There were 2,000 households, out of which 36.2% had children under the age of 18 living with them, 49.9% were married couples living together, 11.5% had a female householder with no husband present, and 33.2% were non-families. 25.5% of all households were made up of individuals, and 5.1% had someone living alone who was 65 years of age or older. The average household size was 2.58 and the average family size was 3.12.

In the CDP, the population was spread out, with 27.0% under the age of 18, 9.9% from 18 to 24, 34.1% from 25 to 44, 22.5% from 45 to 64, and 6.5% who were 65 years of age or older. The median age was 33 years. For every 100 females, there were 96.5 males. For every 100 females age 18 and over, there were 96.3 males.

The median income for a household in the CDP was $44,478, and the median income for a family was $50,607. Males had a median income of $40,614 versus $26,863 for females.
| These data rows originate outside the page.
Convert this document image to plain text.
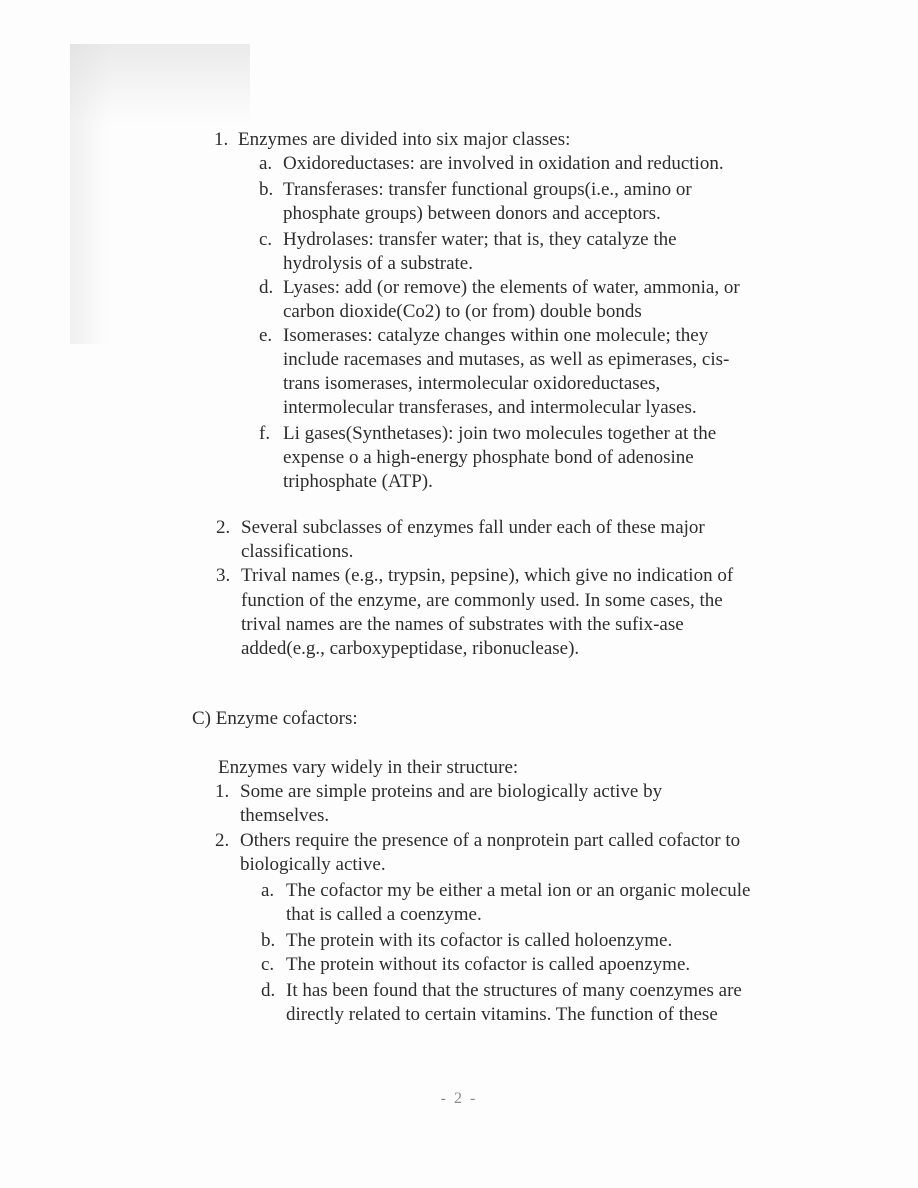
1. Enzymes are divided into six major classes:
a. Oxidoreductases: are involved in oxidation and reduction.
b. Transferases: transfer functional groups(i.e., amino or
phosphate groups) between donors and acceptors.
c. Hydrolases: transfer water; that is, they catalyze the
hydrolysis of a substrate.
d. Lyases: add (or remove) the elements of water, ammonia, or
carbon dioxide(Co2) to (or from) double bonds
e. Isomerases: catalyze changes within one molecule; they
include racemases and mutases, as well as epimerases, cis-
trans isomerases, intermolecular oxidoreductases,
intermolecular transferases, and intermolecular lyases.
f. Li gases(Synthetases): join two molecules together at the
expense o a high-energy phosphate bond of adenosine
triphosphate (ATP).
2. Several subclasses of enzymes fall under each of these major
classifications.
3. Trival names (e.g., trypsin, pepsine), which give no indication of
function of the enzyme, are commonly used. In some cases, the
trival names are the names of substrates with the sufix-ase
added(e.g., carboxypeptidase, ribonuclease).
C) Enzyme cofactors:
Enzymes vary widely in their structure:
1. Some are simple proteins and are biologically active by
themselves.
2. Others require the presence of a nonprotein part called cofactor to
biologically active.
a. The cofactor my be either a metal ion or an organic molecule
that is called a coenzyme.
b. The protein with its cofactor is called holoenzyme.
c. The protein without its cofactor is called apoenzyme.
d. It has been found that the structures of many coenzymes are
directly related to certain vitamins. The function of these
- 2 -
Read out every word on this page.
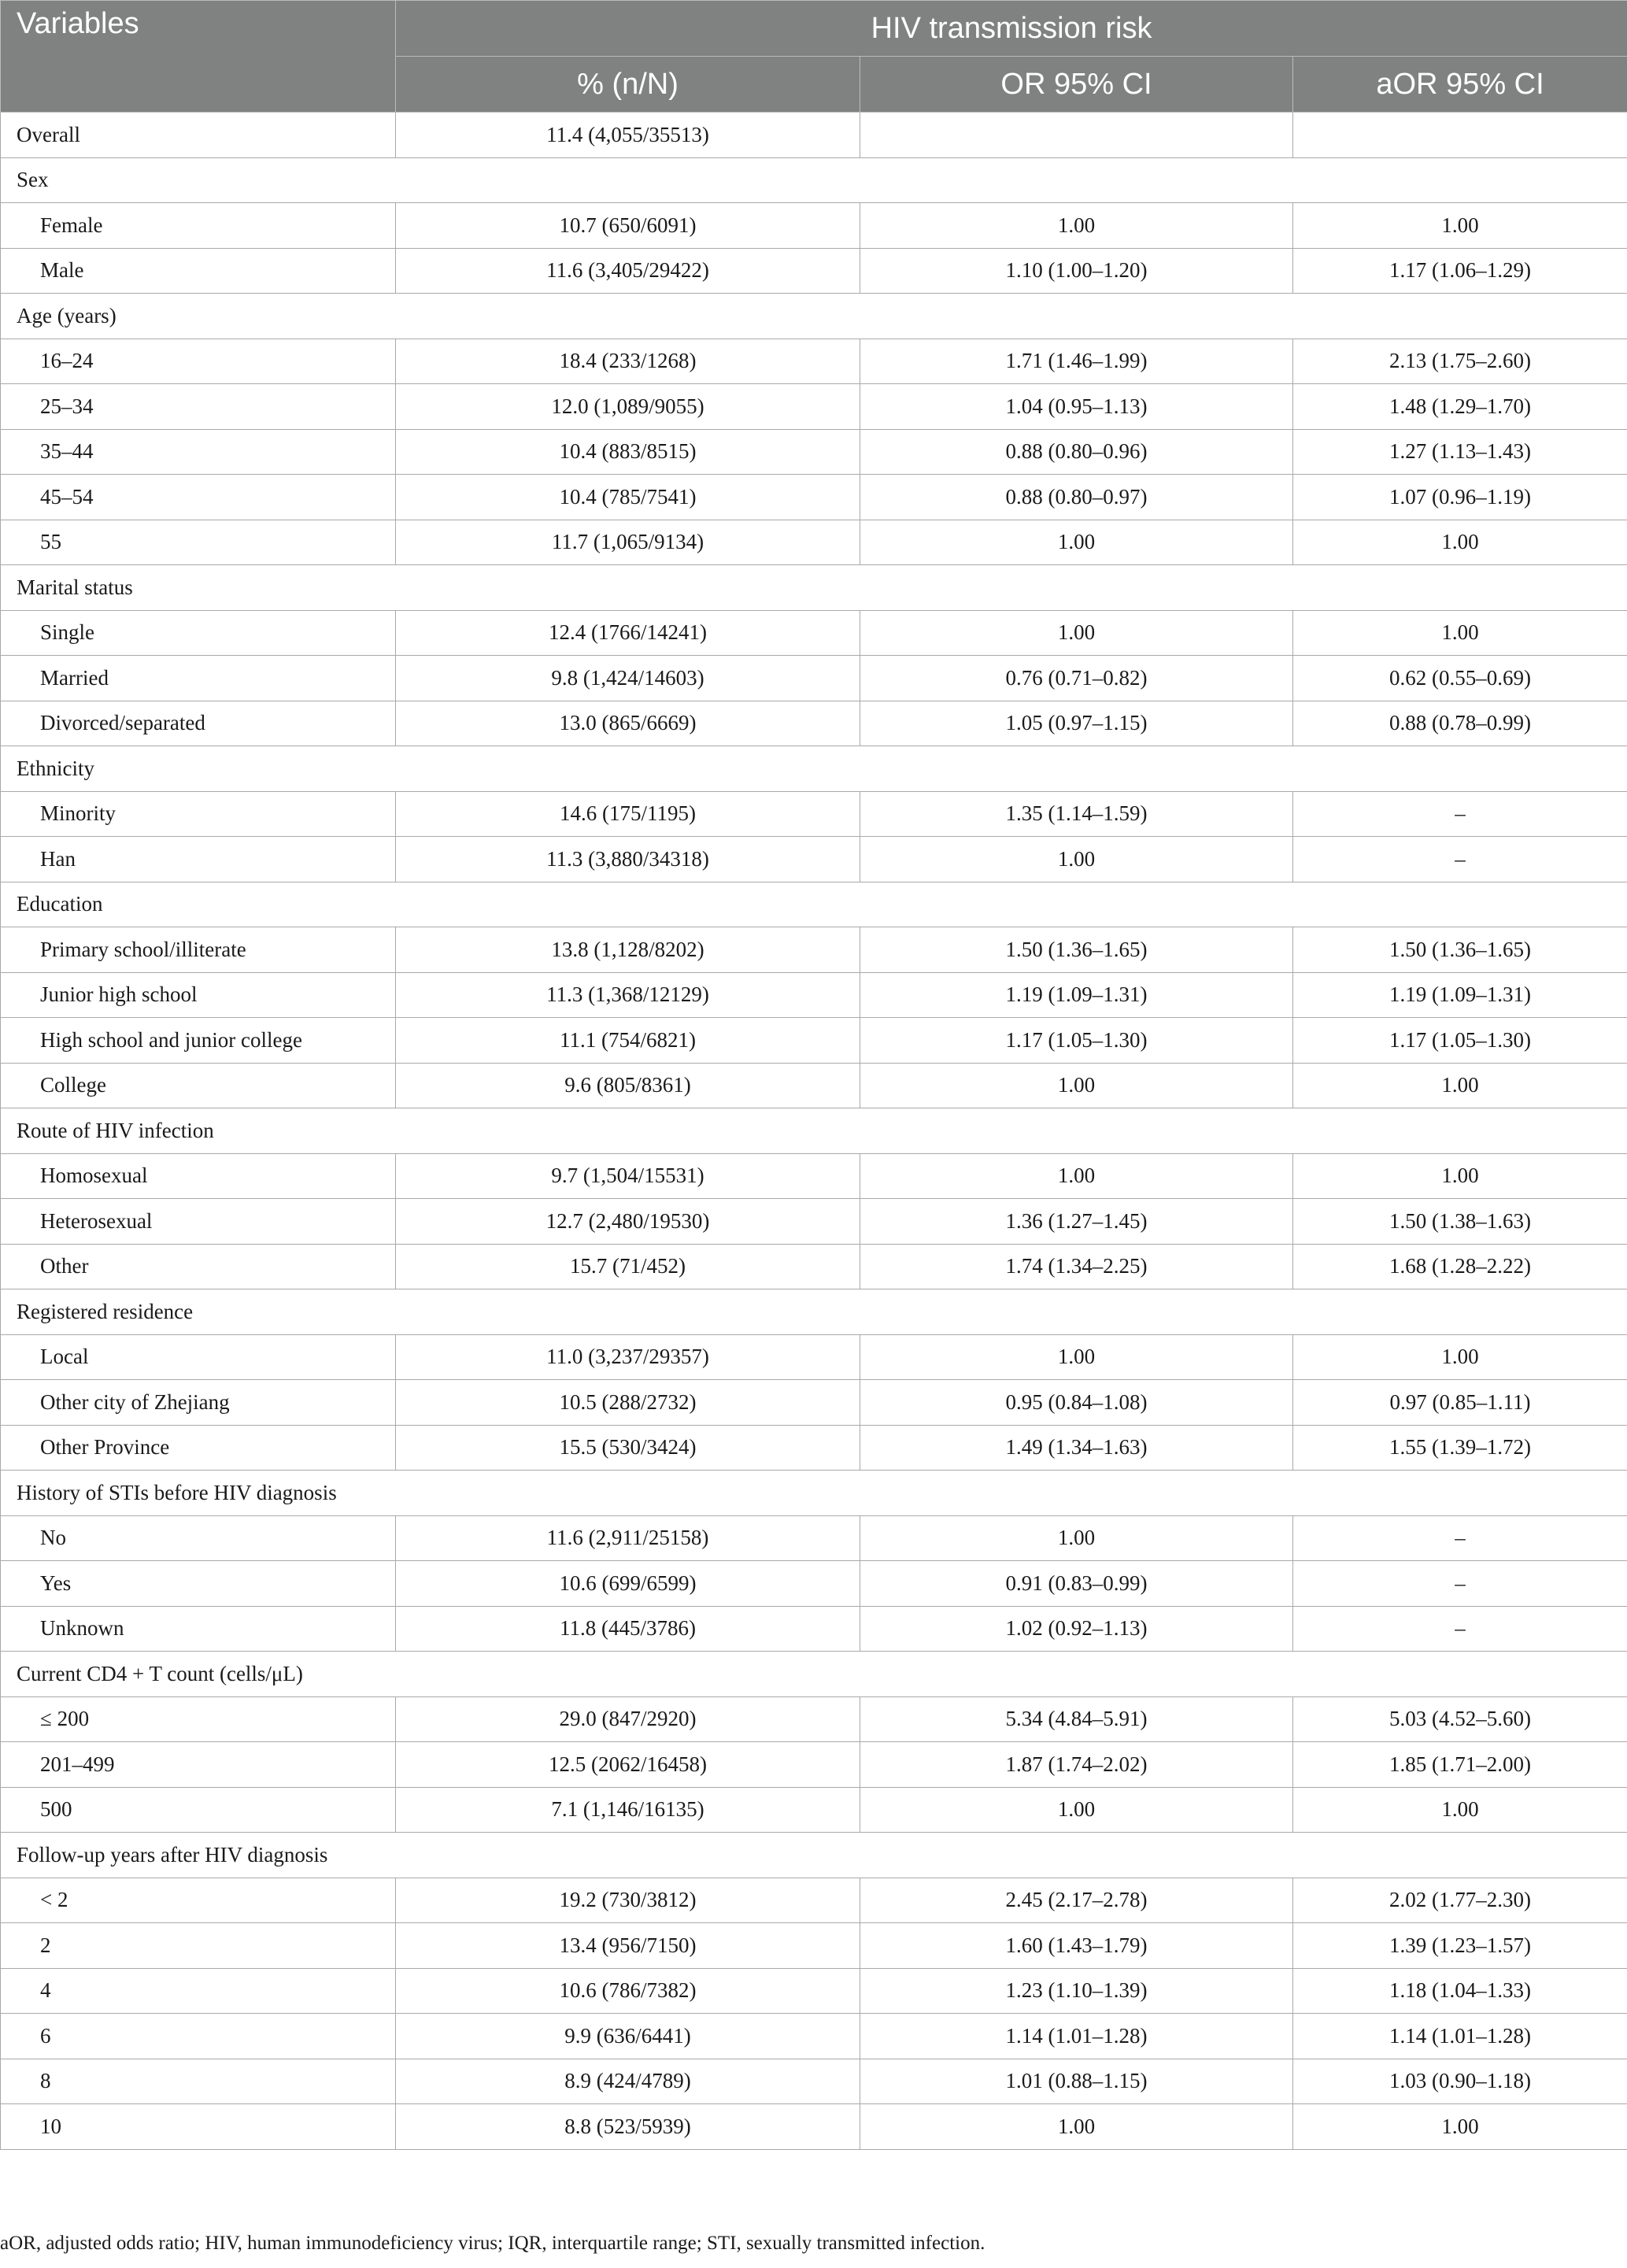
Variables	HIV transmission risk		
	% (n/N)	OR 95% CI	aOR 95% CI
Overall	11.4 (4,055/35513)		
Sex			
Female	10.7 (650/6091)	1.00	1.00
Male	11.6 (3,405/29422)	1.10 (1.00–1.20)	1.17 (1.06–1.29)
Age (years)			
16–24	18.4 (233/1268)	1.71 (1.46–1.99)	2.13 (1.75–2.60)
25–34	12.0 (1,089/9055)	1.04 (0.95–1.13)	1.48 (1.29–1.70)
35–44	10.4 (883/8515)	0.88 (0.80–0.96)	1.27 (1.13–1.43)
45–54	10.4 (785/7541)	0.88 (0.80–0.97)	1.07 (0.96–1.19)
55	11.7 (1,065/9134)	1.00	1.00
Marital status			
Single	12.4 (1766/14241)	1.00	1.00
Married	9.8 (1,424/14603)	0.76 (0.71–0.82)	0.62 (0.55–0.69)
Divorced/separated	13.0 (865/6669)	1.05 (0.97–1.15)	0.88 (0.78–0.99)
Ethnicity			
Minority	14.6 (175/1195)	1.35 (1.14–1.59)	–
Han	11.3 (3,880/34318)	1.00	–
Education			
Primary school/illiterate	13.8 (1,128/8202)	1.50 (1.36–1.65)	1.50 (1.36–1.65)
Junior high school	11.3 (1,368/12129)	1.19 (1.09–1.31)	1.19 (1.09–1.31)
High school and junior college	11.1 (754/6821)	1.17 (1.05–1.30)	1.17 (1.05–1.30)
College	9.6 (805/8361)	1.00	1.00
Route of HIV infection			
Homosexual	9.7 (1,504/15531)	1.00	1.00
Heterosexual	12.7 (2,480/19530)	1.36 (1.27–1.45)	1.50 (1.38–1.63)
Other	15.7 (71/452)	1.74 (1.34–2.25)	1.68 (1.28–2.22)
Registered residence			
Local	11.0 (3,237/29357)	1.00	1.00
Other city of Zhejiang	10.5 (288/2732)	0.95 (0.84–1.08)	0.97 (0.85–1.11)
Other Province	15.5 (530/3424)	1.49 (1.34–1.63)	1.55 (1.39–1.72)
History of STIs before HIV diagnosis			
No	11.6 (2,911/25158)	1.00	–
Yes	10.6 (699/6599)	0.91 (0.83–0.99)	–
Unknown	11.8 (445/3786)	1.02 (0.92–1.13)	–
Current CD4 + T count (cells/μL)			
≤ 200	29.0 (847/2920)	5.34 (4.84–5.91)	5.03 (4.52–5.60)
201–499	12.5 (2062/16458)	1.87 (1.74–2.02)	1.85 (1.71–2.00)
500	7.1 (1,146/16135)	1.00	1.00
Follow-up years after HIV diagnosis			
< 2	19.2 (730/3812)	2.45 (2.17–2.78)	2.02 (1.77–2.30)
2	13.4 (956/7150)	1.60 (1.43–1.79)	1.39 (1.23–1.57)
4	10.6 (786/7382)	1.23 (1.10–1.39)	1.18 (1.04–1.33)
6	9.9 (636/6441)	1.14 (1.01–1.28)	1.14 (1.01–1.28)
8	8.9 (424/4789)	1.01 (0.88–1.15)	1.03 (0.90–1.18)
10	8.8 (523/5939)	1.00	1.00
aOR, adjusted odds ratio; HIV, human immunodeficiency virus; IQR, interquartile range; STI, sexually transmitted infection.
The per capita income for the CDP was $21,672. About 8.2% of families and 9.4% of the population were below the poverty line, including 12.1% of those under age 18 and 8.6% of those age 65 or over.

==Education==
Clackamas is served by the North Clackamas School District, split across the attendance areas for (west to east) Rex Putnam High School, Clackamas High School, and Adrienne C. Nelson High School.

==Transportation==
===Highways===
Oregon Routes 212, 213 and 224 as well as Interstate 205 pass through Clackamas.

===Public transportation===
Clackamas is served by a number of TriMet bus lines and the MAX Light Rail Green Line.

===Aerial transportation===
Clackamas does not have a public airport; however, Portland International Airport (PDX) is approximately 15 mi north.